Marty Rogers walks the walk in his South Bronx neighborhood. He is usually doing something to lift up his Melrose community or Immaculate Conception parish there, often both at the same time.
A few weeks ago, Rogers emailed about an initiative he has helped lead since 2017. It began with the backing of Sister Patrice Owens, S.C.C., then the principal of Immaculate Conception School, and Trista Rivera, then an eighth-grade teacher and now the school’s dean.
A student had asked Ms. Rivera how they could help the homeless people they saw on the streets of their Bronx neighborhood.
From that question, the Hope Walk was born. The walk originally took place a handful of times each year as an after-school service project for the seventh- and eighth-graders. The students and faculty, plus a few other volunteers, covered a dozen or more blocks throughout the neighborhood.
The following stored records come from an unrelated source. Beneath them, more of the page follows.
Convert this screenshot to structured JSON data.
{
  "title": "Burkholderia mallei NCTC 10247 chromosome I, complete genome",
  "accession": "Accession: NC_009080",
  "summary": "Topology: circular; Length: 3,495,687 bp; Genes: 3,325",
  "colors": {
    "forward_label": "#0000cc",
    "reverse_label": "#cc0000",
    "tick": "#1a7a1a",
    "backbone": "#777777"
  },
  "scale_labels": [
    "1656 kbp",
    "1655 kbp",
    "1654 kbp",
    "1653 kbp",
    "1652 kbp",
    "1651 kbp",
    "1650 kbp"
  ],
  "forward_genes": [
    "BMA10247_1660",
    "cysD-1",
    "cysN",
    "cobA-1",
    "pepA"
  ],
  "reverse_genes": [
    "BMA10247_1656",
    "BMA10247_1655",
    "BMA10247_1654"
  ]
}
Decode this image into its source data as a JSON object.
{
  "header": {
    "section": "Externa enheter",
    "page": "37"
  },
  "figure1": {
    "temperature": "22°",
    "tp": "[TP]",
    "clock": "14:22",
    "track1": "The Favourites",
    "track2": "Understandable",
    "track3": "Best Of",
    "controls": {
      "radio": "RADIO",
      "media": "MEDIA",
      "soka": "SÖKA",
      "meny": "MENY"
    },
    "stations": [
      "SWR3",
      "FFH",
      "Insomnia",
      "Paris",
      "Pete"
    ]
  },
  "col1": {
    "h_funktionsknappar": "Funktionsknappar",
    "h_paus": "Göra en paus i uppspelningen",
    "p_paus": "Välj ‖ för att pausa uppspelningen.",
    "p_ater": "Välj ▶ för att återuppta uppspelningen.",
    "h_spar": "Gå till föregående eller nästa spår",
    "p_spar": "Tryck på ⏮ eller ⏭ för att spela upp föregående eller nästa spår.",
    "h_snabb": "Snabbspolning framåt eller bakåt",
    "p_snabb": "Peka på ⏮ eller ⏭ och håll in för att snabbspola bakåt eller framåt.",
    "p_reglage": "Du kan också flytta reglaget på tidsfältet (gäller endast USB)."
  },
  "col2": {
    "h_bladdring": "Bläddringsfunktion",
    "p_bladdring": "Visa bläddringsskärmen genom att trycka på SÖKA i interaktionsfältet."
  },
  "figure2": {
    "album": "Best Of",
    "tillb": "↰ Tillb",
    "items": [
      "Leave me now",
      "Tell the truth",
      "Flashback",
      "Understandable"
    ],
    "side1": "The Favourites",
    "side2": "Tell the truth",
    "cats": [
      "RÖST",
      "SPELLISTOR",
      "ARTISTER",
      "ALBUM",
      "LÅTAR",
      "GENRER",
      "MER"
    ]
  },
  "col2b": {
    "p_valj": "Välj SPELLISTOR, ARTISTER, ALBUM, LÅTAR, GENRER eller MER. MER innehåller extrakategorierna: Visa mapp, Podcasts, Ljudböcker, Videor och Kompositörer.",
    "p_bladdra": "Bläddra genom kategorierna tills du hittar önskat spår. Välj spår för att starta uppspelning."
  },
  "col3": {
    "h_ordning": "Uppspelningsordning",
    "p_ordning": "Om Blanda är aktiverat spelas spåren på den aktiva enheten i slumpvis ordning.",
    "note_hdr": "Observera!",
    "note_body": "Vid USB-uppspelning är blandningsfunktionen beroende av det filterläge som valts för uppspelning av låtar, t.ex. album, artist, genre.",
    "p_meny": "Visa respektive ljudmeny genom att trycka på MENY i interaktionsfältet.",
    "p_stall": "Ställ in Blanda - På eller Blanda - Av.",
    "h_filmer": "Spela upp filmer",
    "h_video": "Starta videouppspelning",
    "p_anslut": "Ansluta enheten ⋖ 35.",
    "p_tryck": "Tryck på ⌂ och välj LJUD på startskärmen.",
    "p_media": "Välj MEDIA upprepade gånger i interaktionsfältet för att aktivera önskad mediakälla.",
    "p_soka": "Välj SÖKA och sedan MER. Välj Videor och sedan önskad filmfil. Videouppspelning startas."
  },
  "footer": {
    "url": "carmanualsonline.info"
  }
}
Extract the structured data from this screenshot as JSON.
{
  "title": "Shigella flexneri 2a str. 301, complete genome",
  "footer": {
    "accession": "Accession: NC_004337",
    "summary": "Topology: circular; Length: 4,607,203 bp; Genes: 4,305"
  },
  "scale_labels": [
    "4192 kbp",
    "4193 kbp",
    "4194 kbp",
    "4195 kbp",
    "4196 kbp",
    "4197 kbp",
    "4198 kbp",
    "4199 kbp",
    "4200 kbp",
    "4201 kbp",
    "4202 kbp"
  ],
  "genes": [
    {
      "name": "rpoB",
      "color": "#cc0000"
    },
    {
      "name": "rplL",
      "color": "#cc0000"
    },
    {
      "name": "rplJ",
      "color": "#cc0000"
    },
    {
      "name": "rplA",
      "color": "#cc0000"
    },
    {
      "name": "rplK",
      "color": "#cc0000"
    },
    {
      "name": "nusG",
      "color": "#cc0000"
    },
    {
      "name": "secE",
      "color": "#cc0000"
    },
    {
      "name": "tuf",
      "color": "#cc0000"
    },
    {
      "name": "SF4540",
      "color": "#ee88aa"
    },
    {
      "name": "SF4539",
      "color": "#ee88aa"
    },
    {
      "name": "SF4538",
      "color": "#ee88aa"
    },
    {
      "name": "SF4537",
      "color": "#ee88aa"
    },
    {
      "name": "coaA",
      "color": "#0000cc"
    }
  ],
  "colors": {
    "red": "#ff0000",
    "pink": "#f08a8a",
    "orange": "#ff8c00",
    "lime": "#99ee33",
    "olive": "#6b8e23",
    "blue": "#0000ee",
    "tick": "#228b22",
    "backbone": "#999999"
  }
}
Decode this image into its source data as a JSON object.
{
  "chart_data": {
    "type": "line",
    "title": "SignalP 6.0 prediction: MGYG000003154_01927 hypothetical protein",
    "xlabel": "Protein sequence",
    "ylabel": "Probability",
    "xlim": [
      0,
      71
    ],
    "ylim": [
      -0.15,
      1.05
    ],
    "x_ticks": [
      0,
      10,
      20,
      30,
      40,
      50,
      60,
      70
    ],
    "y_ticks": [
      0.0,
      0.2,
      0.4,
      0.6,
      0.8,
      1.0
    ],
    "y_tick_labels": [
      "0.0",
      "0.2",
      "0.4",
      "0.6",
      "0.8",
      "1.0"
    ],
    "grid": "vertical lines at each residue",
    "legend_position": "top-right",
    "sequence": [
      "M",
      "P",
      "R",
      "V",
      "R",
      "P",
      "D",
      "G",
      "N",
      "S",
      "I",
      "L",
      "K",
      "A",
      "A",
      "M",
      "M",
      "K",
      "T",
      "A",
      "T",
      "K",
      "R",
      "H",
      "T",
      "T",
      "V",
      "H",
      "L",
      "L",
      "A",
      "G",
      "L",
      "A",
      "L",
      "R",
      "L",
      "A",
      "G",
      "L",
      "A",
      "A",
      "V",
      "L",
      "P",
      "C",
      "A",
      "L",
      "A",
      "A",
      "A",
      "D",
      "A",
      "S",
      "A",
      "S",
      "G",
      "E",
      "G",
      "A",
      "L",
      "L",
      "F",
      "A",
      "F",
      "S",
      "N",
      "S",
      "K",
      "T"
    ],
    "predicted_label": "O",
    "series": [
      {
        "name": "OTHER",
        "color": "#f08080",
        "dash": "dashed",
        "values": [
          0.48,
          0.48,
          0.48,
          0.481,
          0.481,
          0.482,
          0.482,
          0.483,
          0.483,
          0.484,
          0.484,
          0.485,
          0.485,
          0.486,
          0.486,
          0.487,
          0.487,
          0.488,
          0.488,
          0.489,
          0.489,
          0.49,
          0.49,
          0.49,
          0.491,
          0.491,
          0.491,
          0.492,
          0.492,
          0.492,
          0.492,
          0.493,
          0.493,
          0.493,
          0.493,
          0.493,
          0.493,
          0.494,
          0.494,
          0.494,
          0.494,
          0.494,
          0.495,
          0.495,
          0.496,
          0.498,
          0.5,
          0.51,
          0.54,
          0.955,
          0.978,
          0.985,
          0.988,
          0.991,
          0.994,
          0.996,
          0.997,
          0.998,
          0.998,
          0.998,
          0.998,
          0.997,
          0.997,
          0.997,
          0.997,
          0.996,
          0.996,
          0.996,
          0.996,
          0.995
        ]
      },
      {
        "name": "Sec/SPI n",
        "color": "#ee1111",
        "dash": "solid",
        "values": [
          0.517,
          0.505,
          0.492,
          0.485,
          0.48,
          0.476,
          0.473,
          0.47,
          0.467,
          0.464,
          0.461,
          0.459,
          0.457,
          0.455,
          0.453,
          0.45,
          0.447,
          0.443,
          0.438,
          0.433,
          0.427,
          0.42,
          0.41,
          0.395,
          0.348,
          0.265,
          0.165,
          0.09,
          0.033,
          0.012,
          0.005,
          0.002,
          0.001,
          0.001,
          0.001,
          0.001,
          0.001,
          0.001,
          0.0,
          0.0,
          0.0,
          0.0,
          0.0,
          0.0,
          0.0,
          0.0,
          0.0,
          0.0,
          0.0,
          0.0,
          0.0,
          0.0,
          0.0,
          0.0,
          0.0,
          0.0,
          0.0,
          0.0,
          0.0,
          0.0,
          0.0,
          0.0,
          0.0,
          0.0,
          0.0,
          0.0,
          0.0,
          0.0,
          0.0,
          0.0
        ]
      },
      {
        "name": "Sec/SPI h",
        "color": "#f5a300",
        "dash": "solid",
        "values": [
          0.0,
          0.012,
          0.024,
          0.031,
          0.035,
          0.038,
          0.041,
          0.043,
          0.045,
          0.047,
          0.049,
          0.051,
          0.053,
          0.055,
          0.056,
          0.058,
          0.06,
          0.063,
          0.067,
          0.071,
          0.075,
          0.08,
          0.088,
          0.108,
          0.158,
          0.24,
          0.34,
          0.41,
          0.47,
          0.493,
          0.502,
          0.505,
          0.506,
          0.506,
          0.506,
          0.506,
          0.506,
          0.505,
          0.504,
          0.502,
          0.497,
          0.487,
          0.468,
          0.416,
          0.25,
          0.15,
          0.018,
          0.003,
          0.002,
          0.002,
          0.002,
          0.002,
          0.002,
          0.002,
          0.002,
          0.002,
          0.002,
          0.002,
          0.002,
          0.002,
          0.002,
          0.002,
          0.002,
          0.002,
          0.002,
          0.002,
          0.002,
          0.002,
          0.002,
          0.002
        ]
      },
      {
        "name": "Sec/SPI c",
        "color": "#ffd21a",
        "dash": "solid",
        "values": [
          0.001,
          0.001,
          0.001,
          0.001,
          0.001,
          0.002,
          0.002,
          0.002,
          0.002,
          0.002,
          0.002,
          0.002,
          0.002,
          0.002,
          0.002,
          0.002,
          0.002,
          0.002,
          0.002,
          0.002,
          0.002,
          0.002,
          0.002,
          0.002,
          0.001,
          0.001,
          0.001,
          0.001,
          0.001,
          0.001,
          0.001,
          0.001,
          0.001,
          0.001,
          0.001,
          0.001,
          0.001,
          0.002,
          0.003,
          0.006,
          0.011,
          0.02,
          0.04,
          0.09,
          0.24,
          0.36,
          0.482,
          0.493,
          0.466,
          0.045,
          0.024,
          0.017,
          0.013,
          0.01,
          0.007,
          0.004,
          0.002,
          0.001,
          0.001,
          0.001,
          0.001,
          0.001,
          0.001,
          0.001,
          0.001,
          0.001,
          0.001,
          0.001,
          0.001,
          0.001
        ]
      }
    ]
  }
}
Fast forward to March and April 2020, the beginning months of the Covid-19 pandemic. New York City was largely shut down. Many of the only people still outside were the homeless.
City services were curtailed, with the virus shutting down shelters and the subways closed for cleaning in the overnight hours. “It was the perfect storm,” Rogers recalled by phone last week.
A small band of adults, including Sister Patrice, and Rogers and his wife, Francine, soon made the decision to resume the Hope Walk. “We understood there was a level of risk,” Rogers said.
They also saw a great need in the neighborhood streets. “The people we were seeing were in such dire straits,” he said.
The Hope Walk now takes place on Monday, Wednesday and Friday afternoons. It seeks to live up to Jesus’ words in Matthew 25: 31-46, which say that when we help the least of those in our midst, it is the same as helping the Lord Himself.
By the fall of 2020, Sister Jude Biank, S.C.C., and Sister Janice Kraft, S.C.C., both longtime faculty members at Cristo Rey High School in East Harlem, began to participate.
Joe McQuarrie, the director of campus ministry, signed on too. The Hope Walks soon became a good outlet for the Christian service projects required of the school’s juniors. (No students took part during the early Covid times.)
At Cristo Rey, which featured remote instruction during the 2020-2021 school year, the walks offered a chance for students to gather with their classmates, McQuarrie said.
“They were hungry for community, and building it there in the Bronx,” he said.
Many of the kids are Bronx natives. The two religious sisters were also a big part of the draw. “Everyone knows and loves Sister Jude and Sister Janice,” McQuarrie said. “Go up to see where they live, and they’ll do it (the Hope Walk) with you.”
Once they started walking, the Cristo Rey students continued to show up every Friday. Along with the weekly crew, lots of other kids turned out, said McQuarrie, who makes sure all the parental permission slips are signed. The Hope Walk was the beneficiary of Cristo Rey’s Lenten fund-raiser, which collected more than $1,000.
The students witnessed people on the street looking out for their friends, at times leading the walkers to another person “who could use” a sandwich or a bottle of water that the group was giving out.
Before starting out, a brief discussion of Hope Walk ground rules takes place in the chapel of the Sisters of Christian Charity convent, and a prayer of blessing is offered for the walk.
Prayers are common with the people they meet along the way. They are often student-led, especially if the person is Spanish-speaking. There are many familiar faces, and conversations are frequent. At times, those they serve will lead prayer as well.
“In all of my time, I’ve never been part of something as cool as this Hope Walk,” said McQuarrie, who just wrapped up his seventh year at Cristo Rey.
Rogers said he’d like to see other parishes, schools and church organizations replicate what the Hope Walk is doing in the Melrose neighborhood.
“Take Jesus at His word,” he said. “Do it.”